This is truly the article I would have LOVED to have found when we first got the DHCP settings in for our Lync Phone Edition devices and other Lync phones, and were going crazy trying to figure out why the LPE devices were fine right after being tethered to a PC, but were not if someone logged in and out of them while disconnected and after rebooting. And that I sort of promised to write when I was raving about a certain switch.
The symptoms: Test-CsPhoneBootstrap works flawlessly. Other Lync phones can log on with extension and PIN. Your Lync Phone Edition device (in our case, the Polycom CX3000) will cheerfully log on with the extension and PIN if you’ve logged it in tethered to a PC via the PC’s Lync client first, but gives you “An account matching this phone number cannot be found. Please contact your support team” after a very quick flash of another error, “Account used is not authorized, please contact your support team” for the very same extension and PIN if you’ve logged out of the device and powered it down. I did what another admin did, taking a video on my phone, then replaying it really slowly – the time from entering the PIN to getting the final failure message was less than 4 seconds, and that was necessary to see the first failure message that briefly flashed on the screen.
Some WireSharking showed that when it was connected to the PC, or had just been, it was getting two certificates during the handshake before certificate provisioning: the server certificate for the Lync pool and the intermediate CA that issued that certificate, but was only getting the server certificate when it was disconnected, logged out and restarted, with the failure message on the device’s screen seconds after. (Hat tip and a virtual case of tasty Bavarian beer to Drago Totev of Unify Square for pointing this out!)

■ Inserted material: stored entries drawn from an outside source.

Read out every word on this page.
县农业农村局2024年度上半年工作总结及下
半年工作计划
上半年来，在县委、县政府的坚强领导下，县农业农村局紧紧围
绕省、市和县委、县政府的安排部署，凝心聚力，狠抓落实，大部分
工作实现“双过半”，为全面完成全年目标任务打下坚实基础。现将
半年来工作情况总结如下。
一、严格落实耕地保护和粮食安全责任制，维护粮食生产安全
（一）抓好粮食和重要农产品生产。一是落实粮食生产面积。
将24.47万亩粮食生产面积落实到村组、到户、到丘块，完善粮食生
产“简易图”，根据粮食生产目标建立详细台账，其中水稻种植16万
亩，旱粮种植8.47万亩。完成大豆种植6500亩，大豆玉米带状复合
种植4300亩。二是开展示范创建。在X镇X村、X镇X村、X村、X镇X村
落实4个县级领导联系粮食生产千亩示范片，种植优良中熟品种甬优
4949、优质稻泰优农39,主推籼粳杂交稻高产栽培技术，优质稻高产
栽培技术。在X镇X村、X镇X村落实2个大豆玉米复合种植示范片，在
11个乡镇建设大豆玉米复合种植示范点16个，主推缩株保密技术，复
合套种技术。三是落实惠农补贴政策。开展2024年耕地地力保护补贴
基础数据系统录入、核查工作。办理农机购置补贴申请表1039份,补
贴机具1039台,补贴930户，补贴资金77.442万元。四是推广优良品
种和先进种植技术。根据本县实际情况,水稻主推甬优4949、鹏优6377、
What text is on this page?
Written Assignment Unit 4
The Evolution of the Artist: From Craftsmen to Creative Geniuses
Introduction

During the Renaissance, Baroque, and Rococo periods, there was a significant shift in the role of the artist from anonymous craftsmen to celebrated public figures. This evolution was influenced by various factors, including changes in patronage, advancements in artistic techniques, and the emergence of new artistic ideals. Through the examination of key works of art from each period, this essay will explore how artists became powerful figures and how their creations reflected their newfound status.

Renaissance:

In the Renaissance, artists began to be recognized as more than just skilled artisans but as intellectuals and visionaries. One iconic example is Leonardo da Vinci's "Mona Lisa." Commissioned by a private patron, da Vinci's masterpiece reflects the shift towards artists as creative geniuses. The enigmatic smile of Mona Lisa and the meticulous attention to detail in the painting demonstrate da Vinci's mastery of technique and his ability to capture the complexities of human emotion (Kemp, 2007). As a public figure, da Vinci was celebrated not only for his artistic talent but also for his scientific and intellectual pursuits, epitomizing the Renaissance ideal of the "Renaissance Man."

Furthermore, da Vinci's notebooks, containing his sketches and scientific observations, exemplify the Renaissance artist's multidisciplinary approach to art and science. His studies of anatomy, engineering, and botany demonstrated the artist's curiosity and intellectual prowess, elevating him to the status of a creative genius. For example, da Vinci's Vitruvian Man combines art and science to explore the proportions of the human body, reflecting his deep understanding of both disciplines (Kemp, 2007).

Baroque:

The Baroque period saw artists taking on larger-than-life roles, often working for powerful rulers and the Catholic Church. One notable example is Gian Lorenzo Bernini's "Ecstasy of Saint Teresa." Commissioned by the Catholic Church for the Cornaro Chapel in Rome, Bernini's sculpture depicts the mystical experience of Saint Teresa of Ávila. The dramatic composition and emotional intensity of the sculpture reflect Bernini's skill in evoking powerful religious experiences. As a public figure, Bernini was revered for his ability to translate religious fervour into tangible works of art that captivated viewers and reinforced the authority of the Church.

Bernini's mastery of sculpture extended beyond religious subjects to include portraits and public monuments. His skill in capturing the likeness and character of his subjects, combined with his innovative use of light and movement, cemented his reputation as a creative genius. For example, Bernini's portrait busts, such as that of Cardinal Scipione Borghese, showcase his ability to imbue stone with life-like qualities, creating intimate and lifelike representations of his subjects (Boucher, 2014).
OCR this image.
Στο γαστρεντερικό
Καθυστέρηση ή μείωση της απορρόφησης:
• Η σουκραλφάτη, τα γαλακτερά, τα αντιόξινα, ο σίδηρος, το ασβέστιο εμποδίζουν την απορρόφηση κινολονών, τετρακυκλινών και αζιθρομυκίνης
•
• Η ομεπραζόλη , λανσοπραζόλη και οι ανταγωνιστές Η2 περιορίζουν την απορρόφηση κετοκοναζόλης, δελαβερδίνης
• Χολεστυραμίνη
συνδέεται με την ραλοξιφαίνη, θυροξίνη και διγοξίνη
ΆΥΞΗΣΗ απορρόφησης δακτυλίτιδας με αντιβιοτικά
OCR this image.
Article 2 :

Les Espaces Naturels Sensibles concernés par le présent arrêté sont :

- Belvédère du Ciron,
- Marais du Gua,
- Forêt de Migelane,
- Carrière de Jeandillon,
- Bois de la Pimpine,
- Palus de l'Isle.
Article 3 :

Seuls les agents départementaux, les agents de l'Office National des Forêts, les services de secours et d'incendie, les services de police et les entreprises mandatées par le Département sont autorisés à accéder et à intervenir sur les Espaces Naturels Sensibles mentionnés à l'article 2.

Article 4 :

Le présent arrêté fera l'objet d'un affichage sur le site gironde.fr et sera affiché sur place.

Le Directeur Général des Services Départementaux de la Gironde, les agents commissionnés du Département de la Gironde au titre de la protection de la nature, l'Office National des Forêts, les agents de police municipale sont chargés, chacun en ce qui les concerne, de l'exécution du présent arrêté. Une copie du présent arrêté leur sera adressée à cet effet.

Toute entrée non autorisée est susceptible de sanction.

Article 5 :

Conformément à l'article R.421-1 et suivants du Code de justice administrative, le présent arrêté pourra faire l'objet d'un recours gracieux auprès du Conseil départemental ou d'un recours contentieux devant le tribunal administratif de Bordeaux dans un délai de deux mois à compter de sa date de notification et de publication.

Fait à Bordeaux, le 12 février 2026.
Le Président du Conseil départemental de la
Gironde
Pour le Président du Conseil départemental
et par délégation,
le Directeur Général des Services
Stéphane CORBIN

Apparently, LPE is not quite clever enough to find the intermediate CA certificate itself, though it gets the root CA certificate from Active Directory. By contrast, the AudioCodes and snom phones we were testing at the same time do fine once they get DHCP Option 43 and 120 when they expect to: during the “DHCP Inform” round, after they’ve gotten their IP addresses. Either they were a bit more resourseful than the LPE devices, or are a bit more (too?) trusting… will let you know if I ever find out.
The LPE devices got server+intermediate cert during the handshake when we changed the pool’s DNS entry to point directly at the IP of one of the Front End servers instead of the IP on the Cisco ACE HLB (thanks again for that suggestion, Drago), and LPE phones were happily logging in with extension and PIN even after a hard factory reset (4 and 6 held down while rebooting – this WILL scrub your latest firmware update!). Once we set the DNS entry for our Lync pool back to the IP address on the HLB, we got same login failures as before. Note: just changing the DHCP template option 43 to use one of the Lync Front End server names instead of the pool name will NOT work – the certificate provisioning service uses the pool name (I tried that.)
So now it was clear: somehow, we had to get the Cisco HLB to give out the intermediate certificate along with the server certificate when making the handshake with the LPE devices. I tried exporting the whole chain as P7B (no private key) and PFX (with private key), then using OpenSSL to make the PEM files the Cisco HLB knew how to consume. The Cisco HLB recognized the certificates, but was still only giving out the server certificate. For reasons that are obvious, Cisco is not falling all over themselves to tell you how to make Lync work with one of their older HLBs ;)
The answer: Certificate Chain Group associated with the interface instead of just the server certificate.
Since I’m not going to pretend that I know anything about Cisco stuff, here’s a link to the manual, and you can get your network guy (or gal) to figure out what it means for you and your certs: http://www.cisco.com/c/en/us/td/docs/interfaces_modules/services_modules/ace/vA5_1_0/command/reference/ACE_cr/chaingrp.html
With that now in place, WireShark showed the the LPE devices are receiving two copies of the server certificate, along with one each of the intermediate CA cert and the root CA cert. I have a feeling that the Cisco ACE is passing along both the chain group and the server certificate, and that we probably could have gotten away with just having the server cert and the intermediate CA cert in the chain group, but hey, it works, and I don’t really feel like hassling my network guy any more about this!
Even though we have DNS load balancing in place for SIP traffic, the configuration of the HLB is still critical for phone authentication, because the certificate provisioning service is a web service. If we did not have the intermediate CA (totally NOT recommended – your root CA should be turned off, disconnected, locked up somewhere and only taken out to make new intermediate CAs that actually do your issuing), we most likely would not have had this issue.
If you are having issues like this and are using a Cisco ACE for load-balancing, first, check your configuration against the details in this post by Andrew Travis. Then, see about a certificate chain group instead of just the server certificate.
Dummies Clever Lync Admins some other time when I’m in a screenshots mood.